In 2014, MOL Group generated HUF 422bn operating cash flow, before working capital changes, which was 16% behind the 2013 value. The decrease reflects the fact that reported EBITDA shrank (by HUF 113bn) well ahead of clean CCS figures on a similar basis (down by HUF 5bn).

  • Upstream: The Upstream division’s EBITDA, excluding special items, reached HUF 270bn - lower than 2013’s performance by 24%. This was negatively affected by: (1) lower average realised hydrocarbon prices due to unfavourable changes in oil and gas prices; (2) the reduction of the regulated gas price and doubled royalties in Croatia; (3) lower production from matured CEE assets and due to Russian divestures (ZMB in Q3 2013 and 49% of BaiTex LLC in Q1 2014); (4) higher exploration costs in relation to accelerated international work programmes; and (5) an increase in Q1 2013 Upstream performance by HUF 8bn non-recurring revenue due to a modification to the transfer parity of Croatian crude oil.

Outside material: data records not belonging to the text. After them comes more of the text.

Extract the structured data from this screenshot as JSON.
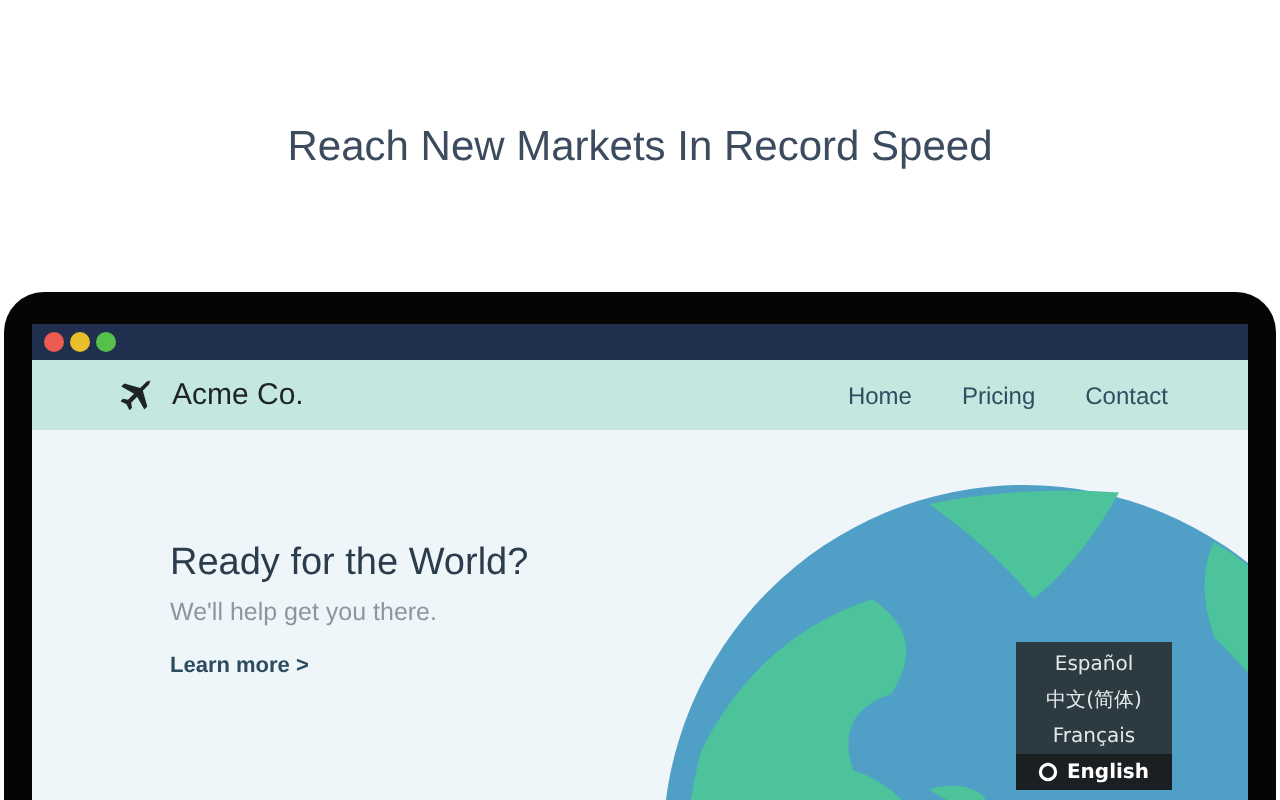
{
  "headline": "Reach New Markets In Record Speed",
  "site": {
    "logo": "Acme Co.",
    "nav": [
      {
        "label": "Home"
      },
      {
        "label": "Pricing"
      },
      {
        "label": "Contact"
      }
    ],
    "hero": {
      "title": "Ready for the World?",
      "subtitle": "We'll help get you there.",
      "link": "Learn more >"
    },
    "language_menu": [
      {
        "label": "Español",
        "selected": false
      },
      {
        "label": "中文(简体)",
        "selected": false
      },
      {
        "label": "Français",
        "selected": false
      },
      {
        "label": "English",
        "selected": true
      }
    ]
  }
}
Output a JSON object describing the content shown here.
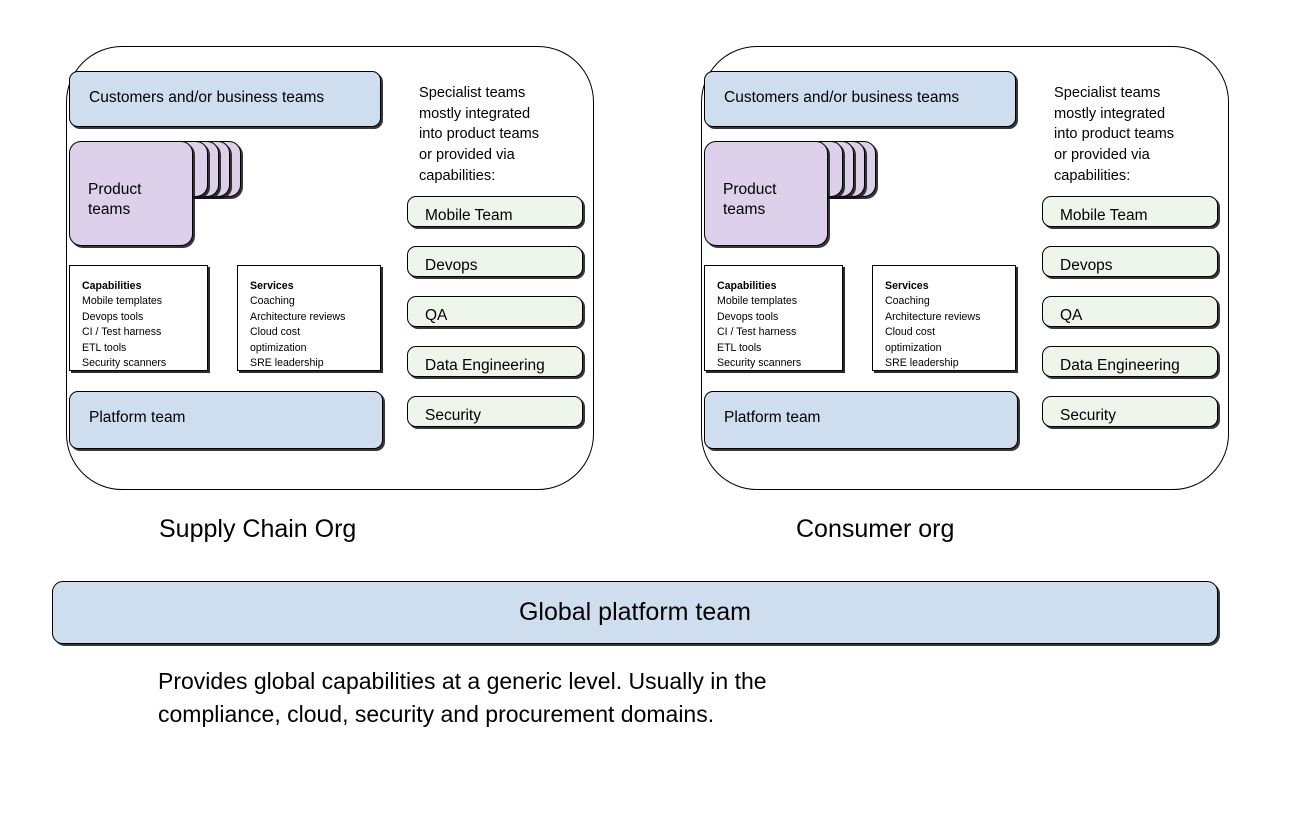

  • Downstream: In Downstream, clean-CCS-based EBITDA came in 32% stronger and amounted to HUF 206bn. The improvement was supported by: (1) a 23% uplift of the integrated petrochemical margin; (2) a significantly improved retail contribution supported by a sales increase in core countries and higher captured margins; (3) the widening Group refinery margin by over 1 USD/bbl, (4) positive sales margins development; and (5) the implementation of New Downstream Efficiency measures.
  • Gas Midstream: In 2014, EBITDA, excluding special items, amounted to HUF 37bn, 37% lower compared to the base period. This significant drop is a result of an enforced gas inventory sale due to regulatory changes in Croatia and lack of storage revenues following the sale of the Hungarian storage unit (MM BF) in Q4 2013 (HUF 21bn contribution in the base period). The Hungarian gas transmission business delivered solid results in light of a further cut in regulated returns in November 2013.
  • Corporate and other divisions delivered an EBITDA improvement of HUF 21bn in 2014 and amounted to HUF (22bn). Beyond costcutting measures in the corporate centre, this was mostly attributable to higher contributions from oil service companies due to a better utilisation rate of rigs.
  • Net financial expenses rose to HUF 104bn in 2014 compared to HUF 58bn in the base period, mainly as a result of the weakening HUF, which was mostly represented in net foreign exchange losses on borrowings and payables.
  • CAPEX spending reached HUF 534bn in 2014, of which HUF 135bn targeted inorganic investments mainly through the completion of North Sea acquisitions and a retail network acquisition composed of 44 stations in the Czech Republic. Organic CAPEX amounted to HUF 399bn. Consistent with our strategy, organic CAPE X spending was skewed to Upstream with HUF 205bn spent. Downstream CAPEX grew nearly 100% year-on-year and organic expenditure amounted to HUF 173bn, 44% of which relates to the construction of the Butadiene plant, the LDPE4 unit and the reconstruction of the Friendship I crude oil pipeline, while the remaining 56% is made up by maintenance, sustain, legal and efficiency spending.
  • Operating cash flow before working capital changes dropped by 16% to HUF 422bn mostly due to lower Upstream cash generation. Operating cash flow amounted to HUF 435bn (lower by 29% compared to the base period), which also reflected higher cash outflows in the working capital lines.
  • The decreasing trend of indebtedness ratios stopped, however still remained on favourable levels. The slight increase is partially due to cash outflow regarding the current year’s upstream and retail asset acquisitions, and partially due to FX changes. The Net gearing ratio increased to 19.6% at the end of the period, increasing by close to 4 percentage points against the base period, while net debt to EBITDA reached 1.31 by the end of the year.

* In 2014, the intersegment line contains HUF 4,848mn (USD 21mn) non-recurring inventory loss related to methodology changes, which impacted the Group CCS line. Notes and special items listed in Appendix I and II.